One of Us
by Tina Blue
October 26, 2004
Today I had an appointment with a doctor I don't normally see. When Jean, the medical assistant, led me into the examining room to take my information and do a blood pressure check, I told her, as I must always tell new people, that I am severely hearing impaired, so she would need to speak up for me and look at me, to let me read her lips when she spoke.
I also told her that my hearing aids had been sent out for repair and boosting, so I didn't have them with me and would need extra help hearing.
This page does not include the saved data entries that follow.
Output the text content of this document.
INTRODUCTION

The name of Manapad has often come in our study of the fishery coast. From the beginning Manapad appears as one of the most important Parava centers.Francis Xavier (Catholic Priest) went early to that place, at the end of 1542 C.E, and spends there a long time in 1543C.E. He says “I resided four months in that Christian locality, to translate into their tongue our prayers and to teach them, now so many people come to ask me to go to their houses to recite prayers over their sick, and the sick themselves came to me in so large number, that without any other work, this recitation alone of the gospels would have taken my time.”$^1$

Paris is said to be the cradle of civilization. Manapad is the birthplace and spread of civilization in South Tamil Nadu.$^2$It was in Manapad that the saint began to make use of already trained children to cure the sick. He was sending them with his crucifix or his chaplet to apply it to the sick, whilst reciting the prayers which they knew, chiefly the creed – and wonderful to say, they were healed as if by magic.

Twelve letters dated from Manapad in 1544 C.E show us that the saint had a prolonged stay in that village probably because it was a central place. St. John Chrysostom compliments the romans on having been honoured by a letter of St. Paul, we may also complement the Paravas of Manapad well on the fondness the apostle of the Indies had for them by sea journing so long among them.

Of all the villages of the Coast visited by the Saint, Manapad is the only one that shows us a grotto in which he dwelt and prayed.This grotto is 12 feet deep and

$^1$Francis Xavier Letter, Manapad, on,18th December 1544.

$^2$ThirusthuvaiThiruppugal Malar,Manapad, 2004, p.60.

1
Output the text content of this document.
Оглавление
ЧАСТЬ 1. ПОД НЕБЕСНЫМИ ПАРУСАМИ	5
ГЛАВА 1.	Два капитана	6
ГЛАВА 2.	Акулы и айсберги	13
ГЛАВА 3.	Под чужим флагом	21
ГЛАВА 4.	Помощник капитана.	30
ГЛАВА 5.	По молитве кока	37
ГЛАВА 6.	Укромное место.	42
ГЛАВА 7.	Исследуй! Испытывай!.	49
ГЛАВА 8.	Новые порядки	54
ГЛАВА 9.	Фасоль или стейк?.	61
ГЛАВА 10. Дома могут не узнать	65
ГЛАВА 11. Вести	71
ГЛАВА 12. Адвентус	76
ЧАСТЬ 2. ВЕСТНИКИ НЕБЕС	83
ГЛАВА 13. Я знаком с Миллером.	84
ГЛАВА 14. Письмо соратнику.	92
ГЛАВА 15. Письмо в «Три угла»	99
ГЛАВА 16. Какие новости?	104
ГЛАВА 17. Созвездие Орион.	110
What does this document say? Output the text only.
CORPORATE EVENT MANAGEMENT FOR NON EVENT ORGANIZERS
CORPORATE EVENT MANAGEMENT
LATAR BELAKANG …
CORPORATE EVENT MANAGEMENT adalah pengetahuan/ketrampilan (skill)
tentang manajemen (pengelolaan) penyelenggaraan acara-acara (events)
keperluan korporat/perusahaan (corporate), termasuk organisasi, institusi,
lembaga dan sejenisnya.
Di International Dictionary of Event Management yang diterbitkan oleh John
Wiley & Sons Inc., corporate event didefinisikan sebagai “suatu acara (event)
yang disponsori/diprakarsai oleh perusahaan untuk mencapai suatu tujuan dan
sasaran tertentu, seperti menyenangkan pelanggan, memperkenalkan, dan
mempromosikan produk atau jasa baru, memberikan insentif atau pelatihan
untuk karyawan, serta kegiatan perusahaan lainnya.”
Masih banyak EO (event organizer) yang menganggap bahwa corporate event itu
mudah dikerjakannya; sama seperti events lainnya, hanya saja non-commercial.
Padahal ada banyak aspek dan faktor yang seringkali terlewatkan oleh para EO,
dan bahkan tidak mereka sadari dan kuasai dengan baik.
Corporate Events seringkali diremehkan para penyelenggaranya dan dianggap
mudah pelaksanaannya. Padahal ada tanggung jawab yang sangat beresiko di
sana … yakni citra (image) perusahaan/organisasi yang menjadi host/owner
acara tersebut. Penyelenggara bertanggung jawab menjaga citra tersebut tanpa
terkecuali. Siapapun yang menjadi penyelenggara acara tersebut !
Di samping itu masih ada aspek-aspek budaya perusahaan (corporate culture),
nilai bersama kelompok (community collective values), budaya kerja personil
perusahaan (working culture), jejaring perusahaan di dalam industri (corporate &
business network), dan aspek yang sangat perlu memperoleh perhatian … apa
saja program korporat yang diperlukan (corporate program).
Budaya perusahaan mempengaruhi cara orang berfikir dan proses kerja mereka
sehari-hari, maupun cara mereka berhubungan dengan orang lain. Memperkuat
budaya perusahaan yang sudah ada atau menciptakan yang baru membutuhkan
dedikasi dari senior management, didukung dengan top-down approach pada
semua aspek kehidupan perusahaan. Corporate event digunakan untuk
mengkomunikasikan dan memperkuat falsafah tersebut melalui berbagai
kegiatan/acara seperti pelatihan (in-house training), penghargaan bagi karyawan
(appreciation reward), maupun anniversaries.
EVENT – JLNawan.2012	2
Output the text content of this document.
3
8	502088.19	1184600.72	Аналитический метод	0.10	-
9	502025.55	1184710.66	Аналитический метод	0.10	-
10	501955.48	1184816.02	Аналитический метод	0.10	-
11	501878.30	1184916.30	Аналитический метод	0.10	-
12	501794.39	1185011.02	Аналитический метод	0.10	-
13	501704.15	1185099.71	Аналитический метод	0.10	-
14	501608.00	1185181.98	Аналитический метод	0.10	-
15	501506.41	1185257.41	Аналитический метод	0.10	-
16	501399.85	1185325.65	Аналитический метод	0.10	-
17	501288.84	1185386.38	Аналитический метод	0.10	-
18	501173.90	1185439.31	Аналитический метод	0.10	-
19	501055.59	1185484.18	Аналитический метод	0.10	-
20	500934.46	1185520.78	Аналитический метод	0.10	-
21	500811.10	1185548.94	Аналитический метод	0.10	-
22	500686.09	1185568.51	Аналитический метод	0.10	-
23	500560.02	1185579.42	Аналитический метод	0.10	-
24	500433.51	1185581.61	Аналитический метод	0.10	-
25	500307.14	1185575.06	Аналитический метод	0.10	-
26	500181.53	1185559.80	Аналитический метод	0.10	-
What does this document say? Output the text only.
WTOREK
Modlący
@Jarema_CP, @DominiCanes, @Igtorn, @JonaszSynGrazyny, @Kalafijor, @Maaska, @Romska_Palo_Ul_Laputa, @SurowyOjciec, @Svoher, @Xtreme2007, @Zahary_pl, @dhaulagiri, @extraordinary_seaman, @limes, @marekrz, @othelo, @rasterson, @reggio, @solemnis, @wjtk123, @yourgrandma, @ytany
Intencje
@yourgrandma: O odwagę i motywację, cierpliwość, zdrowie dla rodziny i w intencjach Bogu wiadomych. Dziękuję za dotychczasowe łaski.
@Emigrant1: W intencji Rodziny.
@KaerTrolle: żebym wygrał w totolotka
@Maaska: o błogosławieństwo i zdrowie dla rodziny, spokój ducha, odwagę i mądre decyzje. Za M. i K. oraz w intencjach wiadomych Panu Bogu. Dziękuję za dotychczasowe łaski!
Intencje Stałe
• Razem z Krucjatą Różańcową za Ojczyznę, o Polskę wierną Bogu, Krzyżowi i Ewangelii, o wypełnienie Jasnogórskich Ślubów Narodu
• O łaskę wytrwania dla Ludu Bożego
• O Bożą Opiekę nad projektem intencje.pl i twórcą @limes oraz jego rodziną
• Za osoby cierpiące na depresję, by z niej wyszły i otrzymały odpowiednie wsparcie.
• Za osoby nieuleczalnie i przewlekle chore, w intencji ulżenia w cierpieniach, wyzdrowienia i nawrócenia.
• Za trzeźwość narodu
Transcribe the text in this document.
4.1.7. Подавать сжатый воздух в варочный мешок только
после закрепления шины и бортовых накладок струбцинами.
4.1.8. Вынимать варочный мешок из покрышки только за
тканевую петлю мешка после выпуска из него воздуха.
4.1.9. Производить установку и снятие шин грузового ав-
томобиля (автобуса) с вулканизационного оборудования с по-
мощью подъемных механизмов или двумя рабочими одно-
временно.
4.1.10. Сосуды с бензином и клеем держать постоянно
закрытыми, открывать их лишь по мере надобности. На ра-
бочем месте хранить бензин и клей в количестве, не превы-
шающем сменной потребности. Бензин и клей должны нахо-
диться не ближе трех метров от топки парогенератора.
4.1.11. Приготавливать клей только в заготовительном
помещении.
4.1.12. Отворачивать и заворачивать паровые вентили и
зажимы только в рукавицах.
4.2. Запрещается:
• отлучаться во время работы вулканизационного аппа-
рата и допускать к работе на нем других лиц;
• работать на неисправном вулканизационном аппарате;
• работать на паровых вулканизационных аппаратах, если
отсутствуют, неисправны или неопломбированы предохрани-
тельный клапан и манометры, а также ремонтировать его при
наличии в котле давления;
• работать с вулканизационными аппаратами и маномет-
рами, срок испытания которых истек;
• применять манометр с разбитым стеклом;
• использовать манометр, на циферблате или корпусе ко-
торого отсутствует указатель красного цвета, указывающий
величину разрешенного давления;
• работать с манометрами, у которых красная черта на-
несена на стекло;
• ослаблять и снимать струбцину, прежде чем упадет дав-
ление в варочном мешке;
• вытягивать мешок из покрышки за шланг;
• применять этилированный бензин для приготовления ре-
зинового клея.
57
Jean was very concerned about this and asked, "Don't they have loaners you can use?" I was actually a bit surprised, since most people don't even think about such things when I warn them I am without my aids for a while.
Jean was very considerate about how she spoke to me. In fact, I was pleased to find that she was far better at it than most new people are--or even most people who are familiar with my hearing difficulties.
But every now and then, when I would say something, she would misunderstand me or ask me to repeat myself.
This seemed fairly odd, because I articulate very clearly and project my voice unusually well, since I am a teacher, and specifically the kind of teacher who wants to make sure the students in the back rows can hear me (unlike the professors I excoriate in
I thought about suggesting that perhaps her hearing was not quite optimal and that she might want to consider getting it tested. I decided to wait until after she was done with my medical information, but you can be sure that I intended to suggest it then.
I often notice when other people are not hearing as well as they should, and I have pestered several people to get hearing tests. My hunches have always proved accurate, too. Three people I have pushed to get hearing tests have done so and found that they
are hearing impaired, though still in the mild to moderate range, which is why they had not yet realized it themselves.
So I was all set to gently and politely suggest that Jean might want to get her hearing tested.
And then it was time for my blood pressure check.
"Hold on a minute," Jean said, "I have to take out my hearing aids to do this."
With this remark, she removed a pair of behind-the-ear aids and laid them on the desk, so she could use the stethoscope.
No wonder she knew that the hearing clinic could have provided me with loaner aids and was troubled that they had not. She was fully aware (in a way that few "hearies" are) that being without aids for an extended period of time can be a real problem for someone with a severe hearing impairment.
I don't know why she didn't mention her own hearing impairment when I first mentioned mine, though I suppose that I put that information on the table more readily than most. Maybe I am just unusually assertive about it.
Needless to say, as soon as I learned about her hearing impairment I gave her the URL for this website.
So if you are reading this, Jean--Hi!